Ela se olhava no espelho e não se reconhecia com 22 quilos a mais e profundas olheiras. Decidiu que precisava mudar. Precisava dormir. Eu estava acabada. Mas não dava para culpar as crianças. Eu estava sedentária, com uma péssima qualidade de vida.
Denise foi buscar ajuda. E não de remédios. Disse chega, preciso olhar para mim!. Procurei a terapia e comecei dieta e exercício. Está tudo interligado: corpo e mente, relata a servidora, mãe do Miguel e da caçula, a Helena.
Começou a dançar forró, fazer musculação e praticar corrida. Passou a se alimentar melhor. Emagreceu. E o sono, claro, melhorou.
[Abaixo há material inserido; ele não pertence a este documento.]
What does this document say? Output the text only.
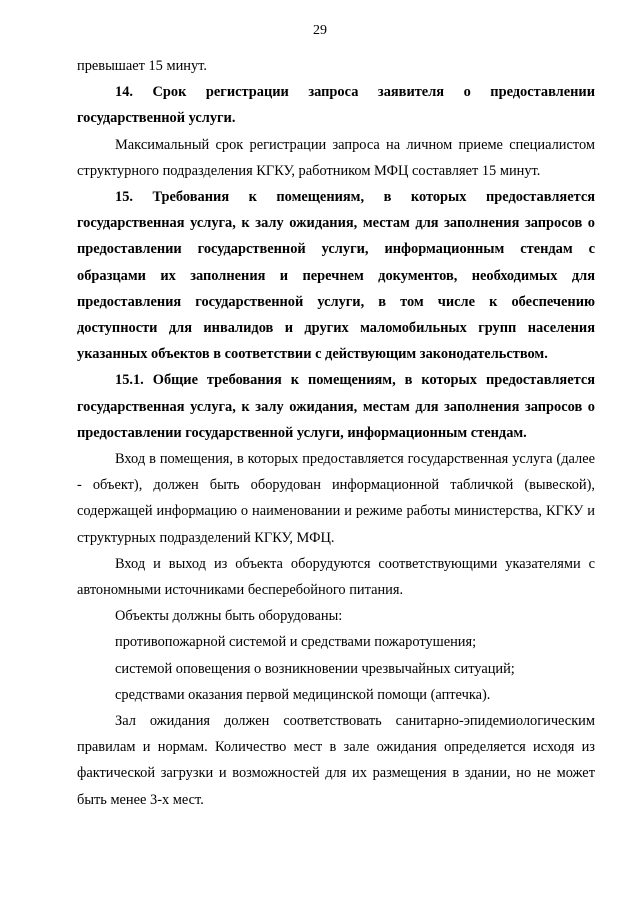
29

превышает 15 минут.

14. Срок регистрации запроса заявителя о предоставлении государственной услуги.

Максимальный срок регистрации запроса на личном приеме специалистом структурного подразделения КГКУ, работником МФЦ составляет 15 минут.

15. Требования к помещениям, в которых предоставляется государственная услуга, к залу ожидания, местам для заполнения запросов о предоставлении государственной услуги, информационным стендам с образцами их заполнения и перечнем документов, необходимых для предоставления государственной услуги, в том числе к обеспечению доступности для инвалидов и других маломобильных групп населения указанных объектов в соответствии с действующим законодательством.

15.1. Общие требования к помещениям, в которых предоставляется государственная услуга, к залу ожидания, местам для заполнения запросов о предоставлении государственной услуги, информационным стендам.

Вход в помещения, в которых предоставляется государственная услуга (далее - объект), должен быть оборудован информационной табличкой (вывеской), содержащей информацию о наименовании и режиме работы министерства, КГКУ и структурных подразделений КГКУ, МФЦ.

Вход и выход из объекта оборудуются соответствующими указателями с автономными источниками бесперебойного питания.

Объекты должны быть оборудованы:

противопожарной системой и средствами пожаротушения;

системой оповещения о возникновении чрезвычайных ситуаций;

средствами оказания первой медицинской помощи (аптечка).

Зал ожидания должен соответствовать санитарно-эпидемиологическим правилам и нормам. Количество мест в зале ожидания определяется исходя из фактической загрузки и возможностей для их размещения в здании, но не может быть менее 3-х мест.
Em oito meses, minha qualidade de sono mudou consideravelmente. Nem tenho mais enxaqueca que tinha pela falta de sono. Acordo sem despertador. E olha que antes ele tinha que tocar bastante!.
Quando passou a dormir bem, Denise viu tudo ficar mais belo. É engraçado até. Outro dia, no meu local de trabalho, uma pessoa perguntou se eu era nova lá, onde estou há 10 anos! É porque eu vivia de cara amarrada, chegava infeliz, era invisível. Agora estou em outro momento da minha vida!.
Com uma rotina pra lá de agitada e mil coisas para fazer, a empresária Letícia Modenese, 45 anos, precisa ser organizada e cumprir certos rituais. Inclusive na hora de dormir. Ela não lembra direito como chegou até a pílula do sono, mas tem feito uso dela há quase dez anos. Minha vida é dividida em antes e depois da melatonina, relata.
A melatonina é um hormônio produzido por uma glândula no nosso cérebro e liberado com o fim do dia, preparando o corpo para o período noturno. Já nas farmácias fora do país (a melatonina não é vendida no Brasil), ela pode ser encontrada em forma de comprimido mastigável, cápsula, gota ou spray nasal. A indicação é médica.
A gente produz a melatonina mais ou menos duas horas depois que escurece. Ela fica no seu pico mais alto de madrugada, por volta de 2h. Depois o nível vai caindo, explica a pneumologista e especialista em medicina do sono Simone Prezotti.
Só que as pessoas não estão deixando que essa fábrica interna faça seu trabalho. Anoiteceu, é para dormir. O ideal é deixar corpo liberar a melatonina naturalmente. Mas as pessoas levam o celular para a cama, inibindo a produção dessa substância, comenta a médica.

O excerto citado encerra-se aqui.